In that moment I felt we stepped onto a small piece of ground that was shared, where each of us moved over to make room for the other and where we understood each other in ways that surprised both of us. And where I was jarred by, well, his humanity. His personhood.

As our conversation continued it was clear: we disagree on quite a few points. He’s deeply anti-abortion; I’m urgently pro-choice. He voted for Donald Trump; I voted for Hillary Clinton. He’s really concerned about Benghazi; I’m really angry about ties to Russia and their influence on the election. I am deeply offended by Donald Trump’s easy talk of assaulting women; he regretfully says that’s just the way men are, and it’s not assault if it’s consensual. He sees his decision to allow George Zimmerman to sell the gun that killed Trayvon Martin on his online platform just a matter of course — Zimmerman qualified to be a seller and that’s the end of the story; I am alarmed by pervasive systemic racism that has come to be represented by Trayvon Martin’s death. He’s obviously a huge pro-gun advocate; I hosted a conference last year to help train faith leaders to discuss gun violence with their congregations.

Seriously, on almost every single issue, we do not agree.

But he listened to me. And I listened to him. And we landed in an easy alliance where we agreed to disagree and not to allow that disagreement to preclude friendship. It was the strangest feeling. I wonder if he felt the same.

“I’m coming to New York next week,” he said at the end of our conversation.

“Why don’t you come up and visit The Riverside Church?” I asked.

“Okay,” he said.

A few days later, Todd was in my office at The Riverside Church on the Upper West Side of Manhattan. We chatted about the weather, about how he’d missed his flight the day before and the party in Manhattan he’d attended the night before. I showed him the view of the Hudson out the tower windows, then I took him to see our worship space. He said, “It’s so beautiful,” and I was surprised.

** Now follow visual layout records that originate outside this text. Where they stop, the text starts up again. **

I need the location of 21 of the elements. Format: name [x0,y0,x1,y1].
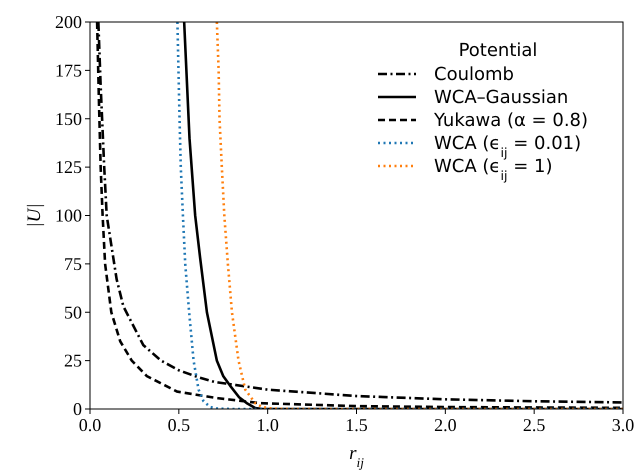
y-tick-label: 75 [64,254,82,274]
x-tick-label: 2.0 [434,415,457,435]
x-tick-label: 0.5 [168,415,190,435]
x-tick-label: 2.5 [522,415,546,435]
legend-label: Yukawa (α = 0.8) [433,110,588,131]
y-tick-label: 125 [55,157,82,178]
legend-label: WCA (ϵ$_{ij}$ = 0.01) [434,133,582,160]
y-tick-label: 100 [55,206,82,226]
legend-label: Coulomb [434,64,514,85]
y-tick-label: 175 [55,60,82,80]
y-tick-label: 200 [55,12,82,32]
x-axis-title: r$_{ij}$ [349,443,364,470]
y-tick-label: 150 [55,108,82,129]
legend-label: WCA–Gaussian [434,87,568,108]
y-axis-title: |U| [24,203,45,228]
y-tick-label: 25 [64,350,82,371]
x-tick-label: 1.5 [345,415,368,435]
legend-title: Potential [458,40,538,61]
y-tick-label: 50 [64,302,82,322]
x-tick-label: 3.0 [612,415,634,435]
x-tick-label: 1.0 [256,415,279,435]
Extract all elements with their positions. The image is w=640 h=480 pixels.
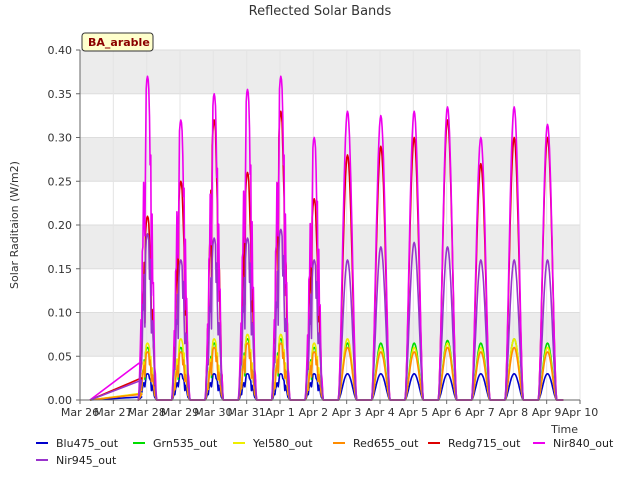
x-tick-label: Apr 7	[465, 406, 495, 419]
grid-band	[80, 225, 580, 269]
legend-label: Grn535_out	[153, 437, 218, 450]
chart-title: Reflected Solar Bands	[249, 4, 392, 19]
x-axis-label: Time	[550, 423, 578, 436]
y-tick-label: 0.05	[48, 350, 73, 363]
legend-label: Blu475_out	[56, 437, 119, 450]
x-tick-label: Apr 10	[562, 406, 599, 419]
y-tick-label: 0.35	[48, 88, 73, 101]
x-tick-label: Apr 2	[299, 406, 329, 419]
legend-label: Nir840_out	[553, 437, 614, 450]
y-tick-label: 0.40	[48, 44, 73, 57]
y-tick-label: 0.30	[48, 132, 73, 145]
x-tick-label: Apr 4	[365, 406, 395, 419]
y-tick-label: 0.25	[48, 175, 73, 188]
legend-label: Red655_out	[353, 437, 419, 450]
grid-band	[80, 312, 580, 357]
x-tick-label: Apr 3	[332, 406, 362, 419]
x-tick-label: Apr 1	[265, 406, 295, 419]
y-tick-label: 0.20	[48, 219, 73, 232]
series-line-Red655_out	[89, 342, 564, 401]
x-tick-label: Mar 28	[128, 406, 166, 419]
x-tick-label: Apr 6	[432, 406, 462, 419]
legend-label: Yel580_out	[252, 437, 313, 450]
series-line-Nir945_out	[89, 228, 564, 401]
grid-band	[80, 137, 580, 182]
series-line-Nir840_out	[89, 75, 564, 401]
x-tick-label: Mar 27	[94, 406, 132, 419]
legend-label: Nir945_out	[56, 454, 117, 467]
x-tick-label: Apr 9	[532, 406, 562, 419]
x-tick-label: Mar 29	[161, 406, 199, 419]
y-axis-label: Solar Raditaion (W/m2)	[8, 161, 21, 289]
y-tick-label: 0.15	[48, 263, 73, 276]
site-label: BA_arable	[88, 36, 150, 49]
site-label-box	[81, 32, 154, 52]
x-tick-label: Apr 5	[399, 406, 429, 419]
x-tick-label: Mar 31	[228, 406, 266, 419]
x-tick-label: Mar 30	[194, 406, 232, 419]
legend-label: Redg715_out	[448, 437, 521, 450]
grid-band	[80, 50, 580, 94]
x-tick-label: Apr 8	[499, 406, 529, 419]
y-tick-label: 0.00	[48, 394, 73, 407]
y-tick-label: 0.10	[48, 307, 73, 320]
x-tick-label: Mar 26	[61, 406, 99, 419]
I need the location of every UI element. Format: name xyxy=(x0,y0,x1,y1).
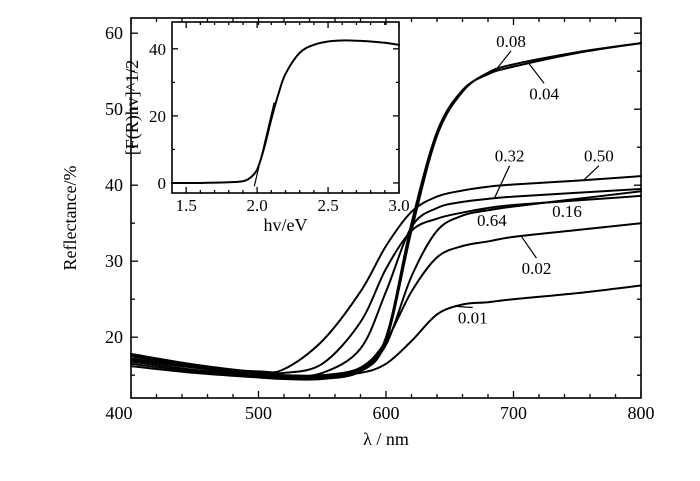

As he was getting ready to leave he asked, “So, what’s next?”

I sat there, startled briefly by the unlikely situation in which we found ourselves. We couldn’t be more different. But Todd and I share at least one fundamental belief: nobody is the stereotype we believe they are.We do ourselves and our world a fundamental disservice when we won’t summon the courage to listen to each other and try as hard as we can to find the things we share, small as they may be.

Todd loves family, country and God. I do, too.

I think it’s critical for the future of society that we learn to listen to each other, even in our differences. Todd does, too. Both of us don’t know what’s next for this country or even for our conversation. But we definitely agreed: We have to keep talking.